De volta ao quarto, Sakura abriu o armário, hesitando entre uma blusa azul e uma rosa, enquanto tentava focar no encontro com Kaito. É o Kaito… é sobre ele, repetiu para si mesma, mas a culpa e a confusão continuavam lá, como uma sombra que ela não conseguia afastar. Hina entrou no quarto com uma xícara de café, ainda de toalha, e deu um sorriso malicioso. — Tá pensando no Kai ou em mim, Saki? — brincou.
— HINA! Para com isso! — exclamou Sakura, virando-se para esconder o rubor, quase derrubando a blusa. Ela ajustou os óculos, o rosto vermelho como um pimentão, e então, quase como um desabafo, deixou escapar: — Hina… aquilo no banho… eu não sou lésbica, tá? — Sua voz tremia, mais de nervosismo do que de convicção, e ela baixou o olhar, segurando a blusa com força. — Eu gosto do Kaito, então…

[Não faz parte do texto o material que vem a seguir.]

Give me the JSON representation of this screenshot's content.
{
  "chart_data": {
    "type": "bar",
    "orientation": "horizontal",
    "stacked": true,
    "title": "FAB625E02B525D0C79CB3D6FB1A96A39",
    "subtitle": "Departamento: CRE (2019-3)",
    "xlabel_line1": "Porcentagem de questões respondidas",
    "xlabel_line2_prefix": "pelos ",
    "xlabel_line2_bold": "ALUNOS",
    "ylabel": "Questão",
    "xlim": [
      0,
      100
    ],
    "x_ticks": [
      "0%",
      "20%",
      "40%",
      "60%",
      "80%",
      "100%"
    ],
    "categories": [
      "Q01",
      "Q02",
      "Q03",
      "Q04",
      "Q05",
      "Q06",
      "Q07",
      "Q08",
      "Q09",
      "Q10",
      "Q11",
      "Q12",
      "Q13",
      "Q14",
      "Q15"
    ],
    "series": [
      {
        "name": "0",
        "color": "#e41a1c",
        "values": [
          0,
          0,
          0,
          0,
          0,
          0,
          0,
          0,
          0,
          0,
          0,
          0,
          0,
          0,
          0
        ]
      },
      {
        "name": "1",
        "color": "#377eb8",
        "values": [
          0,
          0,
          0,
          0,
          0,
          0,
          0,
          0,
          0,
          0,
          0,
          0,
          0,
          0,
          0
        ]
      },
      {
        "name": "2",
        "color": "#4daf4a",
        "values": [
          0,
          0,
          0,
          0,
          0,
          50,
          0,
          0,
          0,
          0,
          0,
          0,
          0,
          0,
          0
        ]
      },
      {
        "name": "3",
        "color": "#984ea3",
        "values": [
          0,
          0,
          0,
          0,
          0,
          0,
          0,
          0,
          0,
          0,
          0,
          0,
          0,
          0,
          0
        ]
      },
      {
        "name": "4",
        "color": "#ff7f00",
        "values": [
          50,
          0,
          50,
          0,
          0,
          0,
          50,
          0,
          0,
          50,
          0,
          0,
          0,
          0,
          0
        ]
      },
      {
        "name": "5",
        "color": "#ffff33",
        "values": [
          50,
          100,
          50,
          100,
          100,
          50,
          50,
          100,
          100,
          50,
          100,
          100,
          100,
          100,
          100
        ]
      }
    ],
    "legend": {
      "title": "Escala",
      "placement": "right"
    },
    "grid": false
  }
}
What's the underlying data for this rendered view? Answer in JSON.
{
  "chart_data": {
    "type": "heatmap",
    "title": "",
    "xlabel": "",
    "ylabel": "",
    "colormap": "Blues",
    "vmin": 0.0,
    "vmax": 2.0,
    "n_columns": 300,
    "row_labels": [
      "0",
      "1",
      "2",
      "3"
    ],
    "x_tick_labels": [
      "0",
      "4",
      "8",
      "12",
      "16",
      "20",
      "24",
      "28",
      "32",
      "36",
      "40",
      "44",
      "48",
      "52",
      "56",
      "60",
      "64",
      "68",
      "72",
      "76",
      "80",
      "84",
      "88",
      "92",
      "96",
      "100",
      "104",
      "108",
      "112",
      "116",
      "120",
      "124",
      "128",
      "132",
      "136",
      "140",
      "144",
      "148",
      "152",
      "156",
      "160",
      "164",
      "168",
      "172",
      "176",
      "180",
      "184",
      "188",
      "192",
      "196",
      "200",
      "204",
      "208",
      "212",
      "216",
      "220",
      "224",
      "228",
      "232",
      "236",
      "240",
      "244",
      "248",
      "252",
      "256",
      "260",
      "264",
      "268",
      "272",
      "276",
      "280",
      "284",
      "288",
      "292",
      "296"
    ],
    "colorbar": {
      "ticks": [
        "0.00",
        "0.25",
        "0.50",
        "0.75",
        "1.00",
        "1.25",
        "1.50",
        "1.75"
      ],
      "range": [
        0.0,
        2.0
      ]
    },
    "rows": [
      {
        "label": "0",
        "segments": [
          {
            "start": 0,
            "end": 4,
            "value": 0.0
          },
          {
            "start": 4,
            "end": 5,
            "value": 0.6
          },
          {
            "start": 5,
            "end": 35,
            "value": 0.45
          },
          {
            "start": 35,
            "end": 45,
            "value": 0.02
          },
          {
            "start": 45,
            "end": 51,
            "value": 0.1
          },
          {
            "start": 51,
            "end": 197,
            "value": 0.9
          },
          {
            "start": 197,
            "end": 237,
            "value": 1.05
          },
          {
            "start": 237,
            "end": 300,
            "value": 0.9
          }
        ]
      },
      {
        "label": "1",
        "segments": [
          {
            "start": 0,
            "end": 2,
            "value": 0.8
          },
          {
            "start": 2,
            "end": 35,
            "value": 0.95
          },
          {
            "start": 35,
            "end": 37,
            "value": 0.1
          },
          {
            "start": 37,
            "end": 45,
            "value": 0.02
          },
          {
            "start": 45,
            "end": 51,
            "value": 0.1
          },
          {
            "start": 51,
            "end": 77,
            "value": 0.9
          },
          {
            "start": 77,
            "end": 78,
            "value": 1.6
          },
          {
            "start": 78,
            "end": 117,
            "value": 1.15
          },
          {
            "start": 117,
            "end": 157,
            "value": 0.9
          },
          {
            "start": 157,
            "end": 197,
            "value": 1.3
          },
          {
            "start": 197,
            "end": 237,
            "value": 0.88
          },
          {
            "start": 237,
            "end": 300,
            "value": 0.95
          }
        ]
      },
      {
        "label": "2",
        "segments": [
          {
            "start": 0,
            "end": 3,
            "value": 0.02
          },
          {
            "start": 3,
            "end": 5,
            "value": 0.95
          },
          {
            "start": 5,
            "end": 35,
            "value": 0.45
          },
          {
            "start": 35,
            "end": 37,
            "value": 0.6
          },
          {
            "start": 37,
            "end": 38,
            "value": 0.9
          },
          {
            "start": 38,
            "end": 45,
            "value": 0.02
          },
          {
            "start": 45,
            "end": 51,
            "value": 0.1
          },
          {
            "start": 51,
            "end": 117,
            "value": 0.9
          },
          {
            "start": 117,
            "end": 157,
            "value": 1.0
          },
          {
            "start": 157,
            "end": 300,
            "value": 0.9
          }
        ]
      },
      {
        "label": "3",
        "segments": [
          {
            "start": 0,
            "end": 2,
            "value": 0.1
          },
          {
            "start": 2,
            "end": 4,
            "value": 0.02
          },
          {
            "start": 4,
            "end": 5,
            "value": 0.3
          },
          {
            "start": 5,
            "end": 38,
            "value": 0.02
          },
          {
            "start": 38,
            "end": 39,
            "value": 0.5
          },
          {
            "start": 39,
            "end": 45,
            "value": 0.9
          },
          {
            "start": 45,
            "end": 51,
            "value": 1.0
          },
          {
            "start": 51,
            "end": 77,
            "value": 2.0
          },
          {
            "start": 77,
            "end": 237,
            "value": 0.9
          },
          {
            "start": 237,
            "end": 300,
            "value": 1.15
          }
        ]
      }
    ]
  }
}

Hina ergueu uma sobrancelha, o sorriso malicioso suavizando-se em algo mais gentil. Ela colocou a xícara de café na mesinha e se aproximou, o tom um pouco mais sério, mas ainda leve. — Eu sei, Saki, relaxa. Eu também não sou — disse, com um leve sorriso, a voz cheia de ternura. — Não é sobre isso. Foi só um momento pra você se soltar um pouco, tá?
Sakura ficou surpresa com a resposta de Hina. Ela esperava outra provocação, talvez uma risada, mas o tom de Hina era reconfortante, quase acolhedor. Hina decidiu não provocar mais, sentando-se na cama para assistir Sakura se arrumar.
— Tá, tá, vou te ajudar a escolher a roupa. O Kai não vai resistir — disse Hina, pegando a blusa azul e segurando-a contra Sakura. — Essa aqui. Combina com seus olhos. E usa aquele jeans que marca a cintura. Confia em mim.
Sakura assentiu, ainda nervosa, mas grata pela ajuda. Enquanto se vestia, tentava se convencer de que o encontro com Kaito seria simples, perfeito, e que os eventos na banheira eram só mais uma das loucuras de Hina. Mas, no fundo, uma vozinha teimosa perguntava: E se não for só isso?